Education Dive recently spoke to several school leaders for their thoughts on what practices should have lasting impacts. Here is what they said.
"Zoom fatigue" is real, but video conferencing has prevented a complete pause to learning and helped maintain student-teacher and peer-to-peer relationships when distance learning is the only format available.
Effective remote instruction, however, depends on student and teacher access to devices and the internet so teaching and learning can take place in synchronous and asynchronous formats outside school walls. Using technology to keep kids learning even when they can’t travel to school buildings will have positive and lasting impacts from the pandemic, much to the dismay of children in northern states hoping for no-school snow days.
“In 2020, internet access is a utility.
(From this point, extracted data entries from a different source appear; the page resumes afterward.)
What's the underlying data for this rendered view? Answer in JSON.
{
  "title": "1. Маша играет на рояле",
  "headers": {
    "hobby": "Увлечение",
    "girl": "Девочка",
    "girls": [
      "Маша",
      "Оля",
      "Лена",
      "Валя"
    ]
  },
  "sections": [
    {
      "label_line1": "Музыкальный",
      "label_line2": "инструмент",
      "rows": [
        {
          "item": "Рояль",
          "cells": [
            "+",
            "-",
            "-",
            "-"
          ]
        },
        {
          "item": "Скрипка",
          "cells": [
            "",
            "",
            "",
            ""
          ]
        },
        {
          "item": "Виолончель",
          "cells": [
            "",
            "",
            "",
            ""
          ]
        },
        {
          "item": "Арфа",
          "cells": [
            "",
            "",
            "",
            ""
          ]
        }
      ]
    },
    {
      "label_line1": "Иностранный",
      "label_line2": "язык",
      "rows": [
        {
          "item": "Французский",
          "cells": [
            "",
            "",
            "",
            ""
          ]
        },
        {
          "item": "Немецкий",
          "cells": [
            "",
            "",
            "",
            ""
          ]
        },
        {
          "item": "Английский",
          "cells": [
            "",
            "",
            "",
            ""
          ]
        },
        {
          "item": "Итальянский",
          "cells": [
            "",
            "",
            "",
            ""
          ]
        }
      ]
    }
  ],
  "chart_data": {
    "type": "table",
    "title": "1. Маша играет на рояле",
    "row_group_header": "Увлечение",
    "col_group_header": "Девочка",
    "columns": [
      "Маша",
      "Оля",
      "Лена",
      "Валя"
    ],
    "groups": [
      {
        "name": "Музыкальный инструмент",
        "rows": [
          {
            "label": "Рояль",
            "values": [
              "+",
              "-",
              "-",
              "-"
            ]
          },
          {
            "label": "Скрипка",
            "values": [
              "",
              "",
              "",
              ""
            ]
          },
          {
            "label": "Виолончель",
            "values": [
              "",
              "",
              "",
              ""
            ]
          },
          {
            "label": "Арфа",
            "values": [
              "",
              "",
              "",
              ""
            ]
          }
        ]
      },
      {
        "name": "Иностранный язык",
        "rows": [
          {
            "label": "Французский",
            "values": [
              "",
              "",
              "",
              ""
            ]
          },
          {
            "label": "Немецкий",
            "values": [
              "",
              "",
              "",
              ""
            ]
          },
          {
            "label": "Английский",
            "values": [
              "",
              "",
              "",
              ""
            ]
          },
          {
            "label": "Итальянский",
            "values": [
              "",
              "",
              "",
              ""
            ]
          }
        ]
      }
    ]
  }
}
It’s like water and electricity,” he said. “People need it in order to thrive in this current economy and this information world we live in.”
Although there are challenges, Spence remains optimistic technology use in education will grow and improve.
“[The pandemic] has moved us ahead about a decade in terms of digital learning in public education, and it’s settled, I think in many ways, this question about whether or not these tools have a place in schools,” Spence said. “We’re proving that you can learn anywhere and anytime.”